Today’s daf (Nedarim 20a-b) records a startling episode which leads me to suggest that there is much more to it than meets the eye.
We are taught: ‘The asked Imma Shalom (who was the wife of Rabbi Eliezer ben Hyrcanus and the sister of Rabban Gamliel): “How come your children are so beautiful?” Imma Shalom replied, “[My husband] does not converse with me (מספר עמי) neither at the beginning of the night nor at the end of the night, but rather at midnight. And when he converses (וכשהוא מספר) he reveals a handbreadth [of my body] and covers a handbreadth, as though he were being coerced by a demon. And I said to [my husband]: What is the reason [for this behavior]? And he said to me: It is so that I will not set my eyes on another woman (i.e., think about another woman).”’
Before trying to make sense of what is taking place here, we need to explain the key word referenced in this passage. According to Rashi and others, the word ‘converse’ (מספר) is code for sexual intimacy. As such, what is being discussed here is the time and manner in which Imma Shalom and Rabbi Eliezer ben Hyrcanus were sexually intimate. However, as numerous other commentaries explain (eg. R’ Yaakov Emden), the word ‘converse’ – though also being used as a euphemism for sexual intimacy, is also referring to verbal foreplay. As such, Imma Shalom referred to the way in which Rabbi Eliezer ben Hyrcanus both spoke with her and was sexually intimate with her.
The problem with all this is that, just earlier on in the daf (Nedarim 20a), reference was made to the need for modest behaviour. So how do we reconcile the need for modesty, and a conversation between a great Jewish woman with a group of men where she shares details about how she and her husband are sexually intimate.
Moreover, while there are those (eg.
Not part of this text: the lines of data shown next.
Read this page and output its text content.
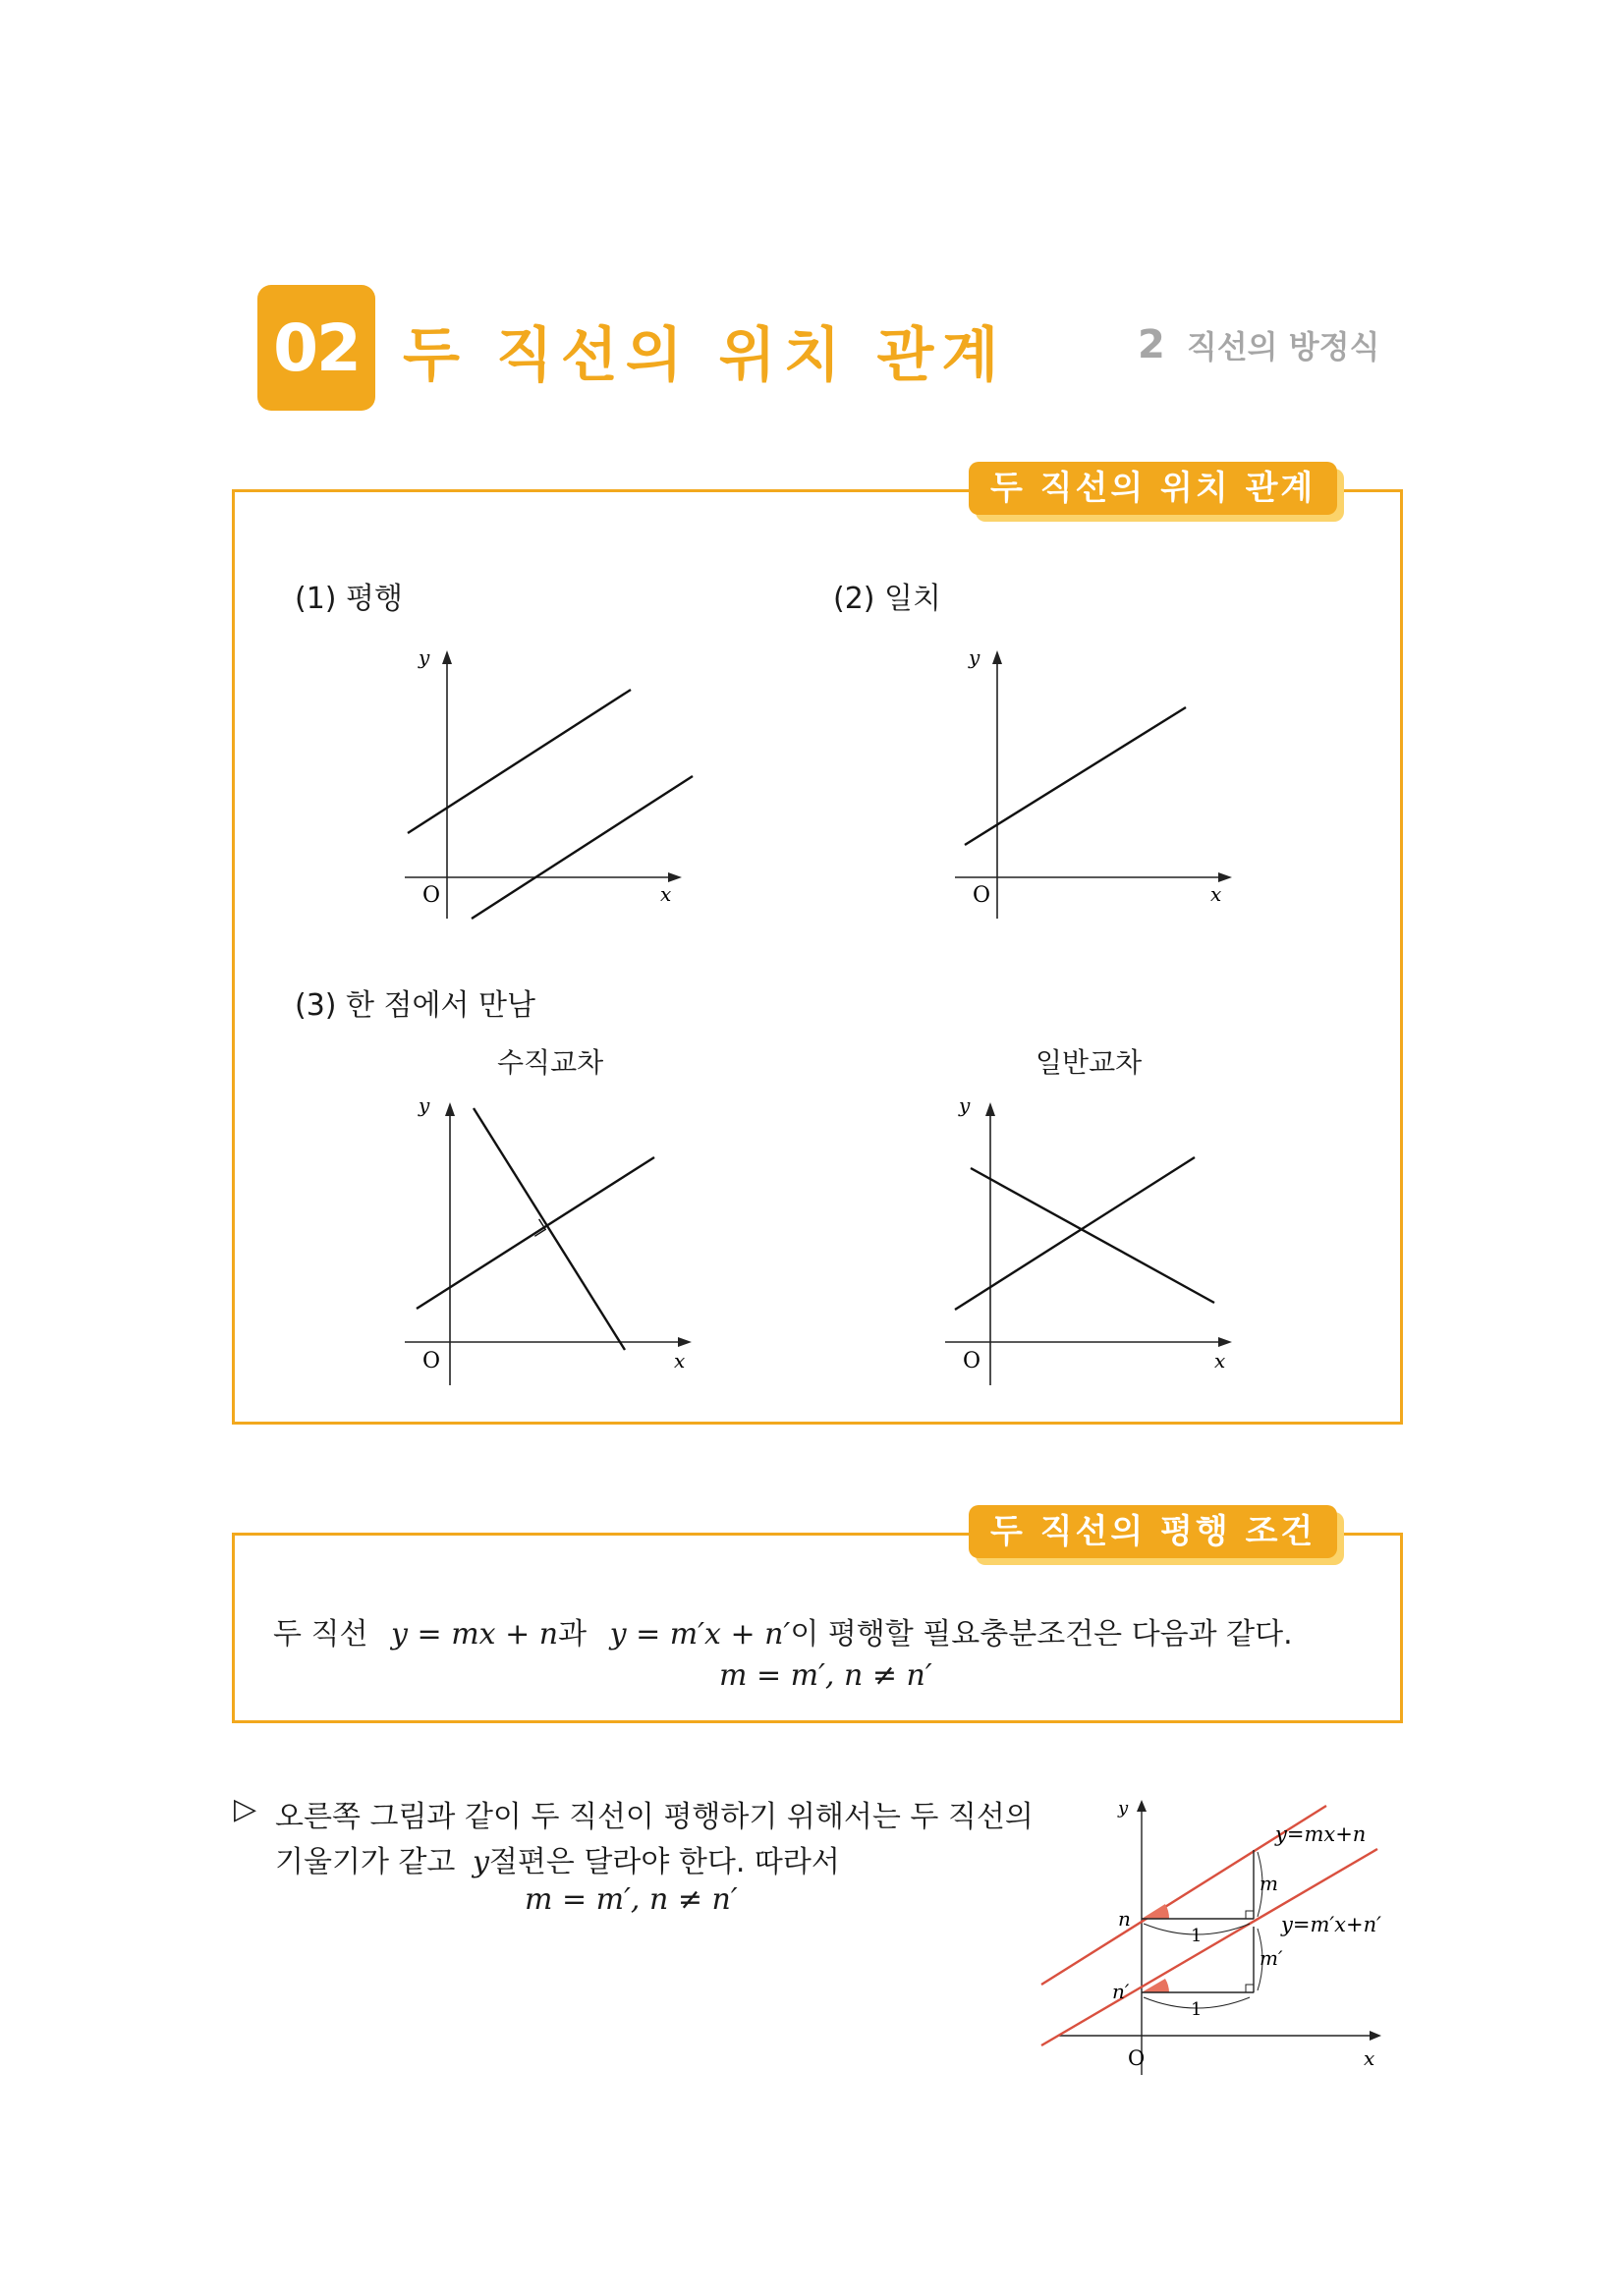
02 두 직선의 위치 관계	2 직선의 방정식
두 직선의 위치 관계
(1) 평행	(2) 일치
(3) 한 점에서 만남
수직교차	일반교차
y
O	x
y
O	x
y
O	x
y
O	x
두 직선의 평행 조건
두 직선 y = mx + n과 y = m′x + n′이 평행할 필요충분조건은 다음과 같다.
m = m′, n ≠ n′
▷ 오른쪽 그림과 같이 두 직선이 평행하기 위해서는 두 직선의
기울기가 같고 y절편은 달라야 한다. 따라서
m = m′, n ≠ n′
y
O	x
n
n′
m
m′
1
1
y=mx+n
y=m′x+n′
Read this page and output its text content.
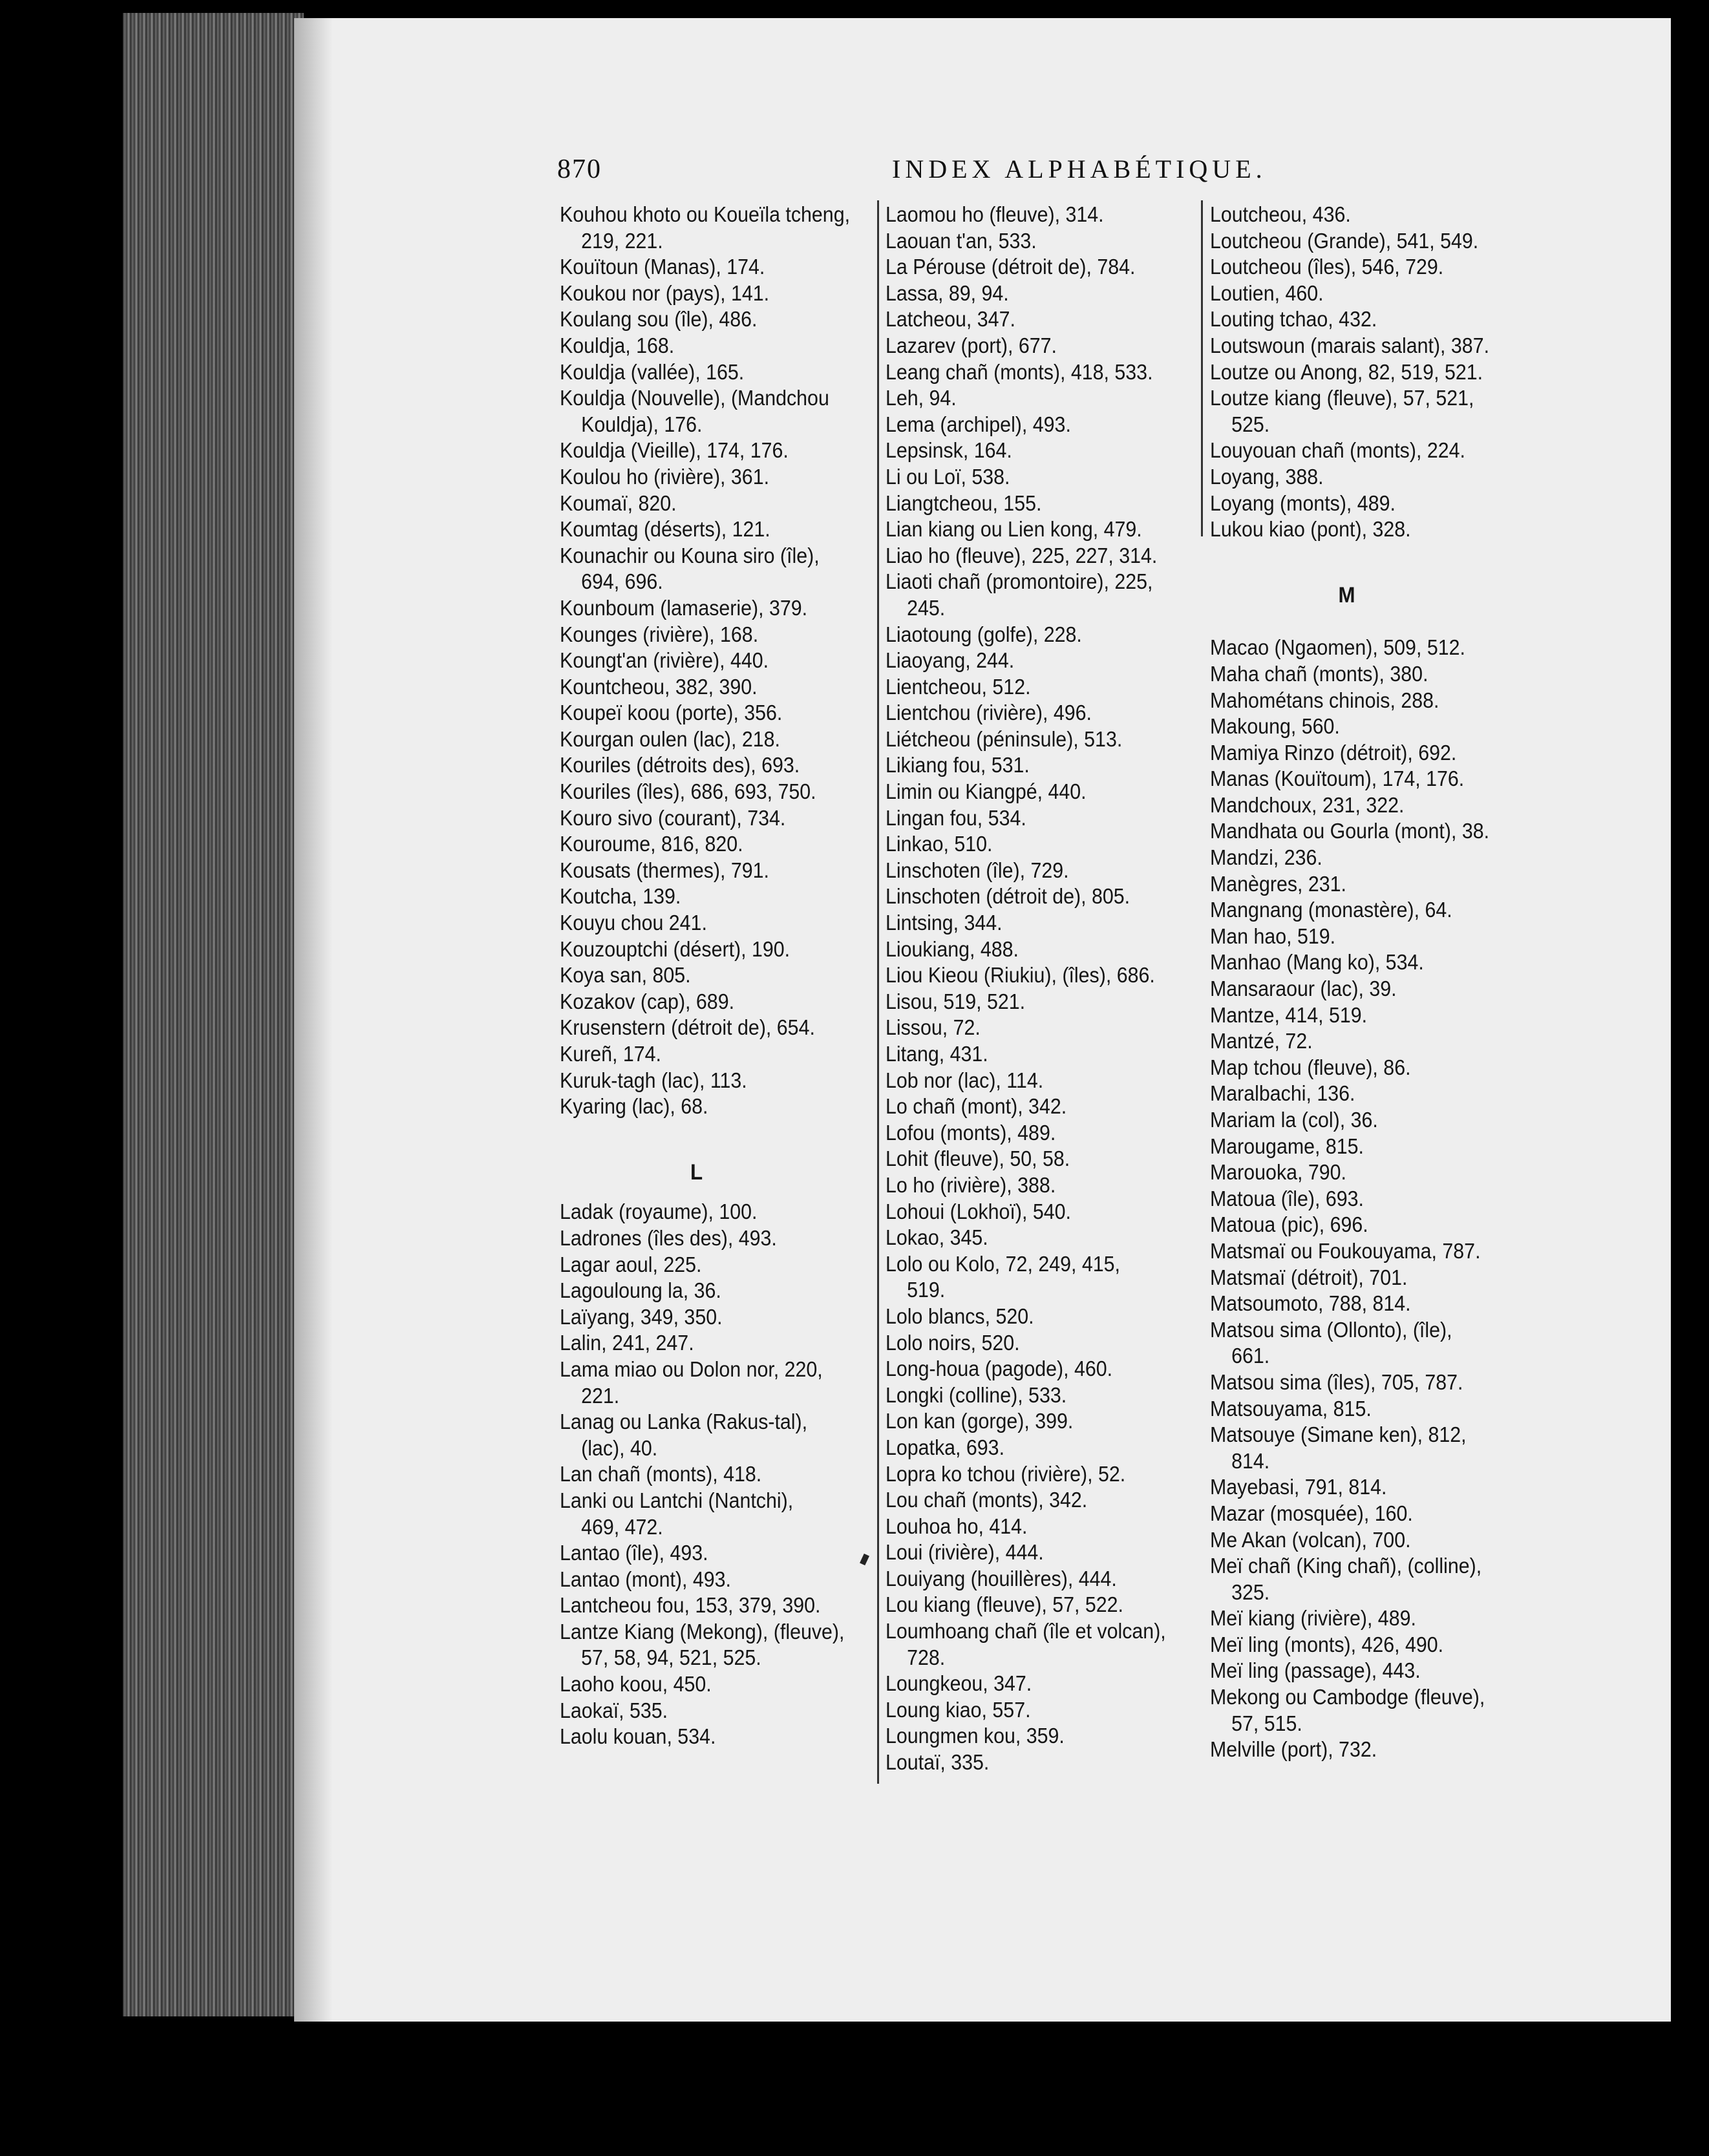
870	INDEX ALPHABÉTIQUE.
Kouhou khoto ou Koueïla tcheng,
219, 221.
Kouïtoun (Manas), 174.
Koukou nor (pays), 141.
Koulang sou (île), 486.
Kouldja, 168.
Kouldja (vallée), 165.
Kouldja (Nouvelle), (Mandchou
Kouldja), 176.
Kouldja (Vieille), 174, 176.
Koulou ho (rivière), 361.
Koumaï, 820.
Koumtag (déserts), 121.
Kounachir ou Kouna siro (île),
694, 696.
Kounboum (lamaserie), 379.
Kounges (rivière), 168.
Koungt'an (rivière), 440.
Kountcheou, 382, 390.
Koupeï koou (porte), 356.
Kourgan oulen (lac), 218.
Kouriles (détroits des), 693.
Kouriles (îles), 686, 693, 750.
Kouro sivo (courant), 734.
Kouroume, 816, 820.
Kousats (thermes), 791.
Koutcha, 139.
Kouyu chou 241.
Kouzouptchi (désert), 190.
Koya san, 805.
Kozakov (cap), 689.
Krusenstern (détroit de), 654.
Kureñ, 174.
Kuruk-tagh (lac), 113.
Kyaring (lac), 68.
L
Ladak (royaume), 100.
Ladrones (îles des), 493.
Lagar aoul, 225.
Lagouloung la, 36.
Laïyang, 349, 350.
Lalin, 241, 247.
Lama miao ou Dolon nor, 220,
221.
Lanag ou Lanka (Rakus-tal),
(lac), 40.
Lan chañ (monts), 418.
Lanki ou Lantchi (Nantchi),
469, 472.
Lantao (île), 493.
Lantao (mont), 493.
Lantcheou fou, 153, 379, 390.
Lantze Kiang (Mekong), (fleuve),
57, 58, 94, 521, 525.
Laoho koou, 450.
Laokaï, 535.
Laolu kouan, 534.
Laomou ho (fleuve), 314.
Laouan t'an, 533.
La Pérouse (détroit de), 784.
Lassa, 89, 94.
Latcheou, 347.
Lazarev (port), 677.
Leang chañ (monts), 418, 533.
Leh, 94.
Lema (archipel), 493.
Lepsinsk, 164.
Li ou Loï, 538.
Liangtcheou, 155.
Lian kiang ou Lien kong, 479.
Liao ho (fleuve), 225, 227, 314.
Liaoti chañ (promontoire), 225,
245.
Liaotoung (golfe), 228.
Liaoyang, 244.
Lientcheou, 512.
Lientchou (rivière), 496.
Liétcheou (péninsule), 513.
Likiang fou, 531.
Limin ou Kiangpé, 440.
Lingan fou, 534.
Linkao, 510.
Linschoten (île), 729.
Linschoten (détroit de), 805.
Lintsing, 344.
Lioukiang, 488.
Liou Kieou (Riukiu), (îles), 686.
Lisou, 519, 521.
Lissou, 72.
Litang, 431.
Lob nor (lac), 114.
Lo chañ (mont), 342.
Lofou (monts), 489.
Lohit (fleuve), 50, 58.
Lo ho (rivière), 388.
Lohoui (Lokhoï), 540.
Lokao, 345.
Lolo ou Kolo, 72, 249, 415,
519.
Lolo blancs, 520.
Lolo noirs, 520.
Long-houa (pagode), 460.
Longki (colline), 533.
Lon kan (gorge), 399.
Lopatka, 693.
Lopra ko tchou (rivière), 52.
Lou chañ (monts), 342.
Louhoa ho, 414.
Loui (rivière), 444.
Louiyang (houillères), 444.
Lou kiang (fleuve), 57, 522.
Loumhoang chañ (île et volcan),
728.
Loungkeou, 347.
Loung kiao, 557.
Loungmen kou, 359.
Loutaï, 335.
Loutcheou, 436.
Loutcheou (Grande), 541, 549.
Loutcheou (îles), 546, 729.
Loutien, 460.
Louting tchao, 432.
Loutswoun (marais salant), 387.
Loutze ou Anong, 82, 519, 521.
Loutze kiang (fleuve), 57, 521,
525.
Louyouan chañ (monts), 224.
Loyang, 388.
Loyang (monts), 489.
Lukou kiao (pont), 328.
M
Macao (Ngaomen), 509, 512.
Maha chañ (monts), 380.
Mahométans chinois, 288.
Makoung, 560.
Mamiya Rinzo (détroit), 692.
Manas (Kouïtoum), 174, 176.
Mandchoux, 231, 322.
Mandhata ou Gourla (mont), 38.
Mandzi, 236.
Manègres, 231.
Mangnang (monastère), 64.
Man hao, 519.
Manhao (Mang ko), 534.
Mansaraour (lac), 39.
Mantze, 414, 519.
Mantzé, 72.
Map tchou (fleuve), 86.
Maralbachi, 136.
Mariam la (col), 36.
Marougame, 815.
Marouoka, 790.
Matoua (île), 693.
Matoua (pic), 696.
Matsmaï ou Foukouyama, 787.
Matsmaï (détroit), 701.
Matsoumoto, 788, 814.
Matsou sima (Ollonto), (île),
661.
Matsou sima (îles), 705, 787.
Matsouyama, 815.
Matsouye (Simane ken), 812,
814.
Mayebasi, 791, 814.
Mazar (mosquée), 160.
Me Akan (volcan), 700.
Meï chañ (King chañ), (colline),
325.
Meï kiang (rivière), 489.
Meï ling (monts), 426, 490.
Meï ling (passage), 443.
Mekong ou Cambodge (fleuve),
57, 515.
Melville (port), 732.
R’ Tzaddok HaKohen) who understand the question “How come your children are so beautiful” as enquiring about their inner qualities, at least on first glance – and as pointed out by R’ Eliyahu Roth in his ‘Ha’er Eineinu’ commentary – the question suggests that these men did not consider Imma Shalom to be beautiful, for otherwise they would not have asked such a question.
So what we have here is a situation where an apparently improper question is asked by a group of men to a great Jewish woman, which leads her to share details of her private life with her husband. What is going on?!
To answer, we must go back to Nedarim 20a where Rabbi Yochanan ben Dehavi makes the assertion that it is improper to – and that people are punished for – conversing during sexual intimacy (מפני שמספרים בשעת תשמיש).
I believe that Imma Shalom, having heard this teaching, felt that it was not only wrong, but that it would curb verbal foreplay and communication during intimacy. Simply put, it would do harm to Jewish marriages!
Given this, brilliant and bold as she was (see, for example, Bava Metziah 59b), Imma Shalom initiated a conversation with a group of students, saying: “Look at me, and look at my children. Don’t you wonder how come my children are so beautiful?”. Out of respect, they would have responded by asking: “so how come your children are so beautiful?”, to which Imma Shalom then replied by explaining how communication is essential to intimacy – which she hoped would then reverse the trend of couples who, perhaps having heard Rabbi Yochanan ben Dehavi’s teaching – had ceased to talk before or during intimacy.
If I have explained this episode correctly, which both solves the questions I have raised above and also seems to be consistent with what we know of Imma Shalom, then this was a remarkably important intervention which was done for the sake of helping improve intimacy in relationships. Simply put, she allowed these students to ask what may have been an improper question, in order to teach them an essential lesson, and thereby enhance their marital relationship with their wives.
No wonder she was called ‘Imma Shalom’ – because through this intervention, she helped bring more shalom into the homes of so many!